I have a scene set up from C4D, the materials are not imported from CD4, most of thema are PBR, some labels are applied (golden lines)
When render out a Clown pass every geometry of the scene is colored in the same color.
Do you have idea how to get around this?

First i thought that all objects are treated as one type, because the scene from C4D is exported in a null group, but even when i remove them from the group the objects are still one color in Clown pass.


richardfunnell

The clown pass output is driven by linked/un-linked materials, not discrete geometry. If your scene shares a linked material across multiple parts, then they will show up as the same color in the clown pass. Un-linking materials should give you more individual colors in the clown pass.

djnoone

Some of them are, most of them are not linked.
The cubes are one material.
The forward "Mountain" is another, the background "mountains" are another unlinked and changed material.
The ground is separate material.
Nonetheless everything renders in red in "clown".

andy.engelkemier

I get this Fairly often. It's Very annoying. Two different materials, with the same color often end up being the same color. It's a completely different material, but the clown mask is useless.
I haven't found a good solution. But an idea I just thought of to cheat would be to add a completely transparent label on each model you want to be different. You can include labels in clown masks. I don't think it takes transparency into consideration. So you could put bright green, bright red, etc and since they are so different, they Should choose a different color in the clown mask......maybe. Just an idea to fool keyshot into doing what you want it to do instead of doing the automatic things that only work sometimes.

DMerz III

Two options that have worked for me in the past;

Process One - more control - more effort;
It is a bit of a PITA to setup -  duplicate the modelset - unlink all the materials - make them all FLAT shaders, open up the color library and just drag and drop a bunch of different colors.
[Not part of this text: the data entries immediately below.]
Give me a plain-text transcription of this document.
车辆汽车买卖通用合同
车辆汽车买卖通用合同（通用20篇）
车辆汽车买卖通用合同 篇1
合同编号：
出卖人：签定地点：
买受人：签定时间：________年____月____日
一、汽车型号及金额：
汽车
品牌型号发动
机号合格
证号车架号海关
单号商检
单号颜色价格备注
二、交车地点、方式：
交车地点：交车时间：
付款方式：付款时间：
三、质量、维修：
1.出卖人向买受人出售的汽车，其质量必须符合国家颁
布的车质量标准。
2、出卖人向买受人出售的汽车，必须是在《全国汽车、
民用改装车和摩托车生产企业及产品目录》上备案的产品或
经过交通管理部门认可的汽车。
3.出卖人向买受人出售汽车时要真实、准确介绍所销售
Less ideal if you have a bunch of geometry to work through, but when the clown pass fails and you 'gotta' have it, we do it, render as a separate pass low samples - should go pretty fast.

Option 2 - less 'control'
Render with a 'diffuse' pass - a lot of the times, this works just as well as a clown just inheirting the diffuse color of an object. Sometimes when paired with a clown - I can find enough 'overlapping differences'. Won't work as well if you're dealing with a lot of transparent materials as those don't have a diffuse color.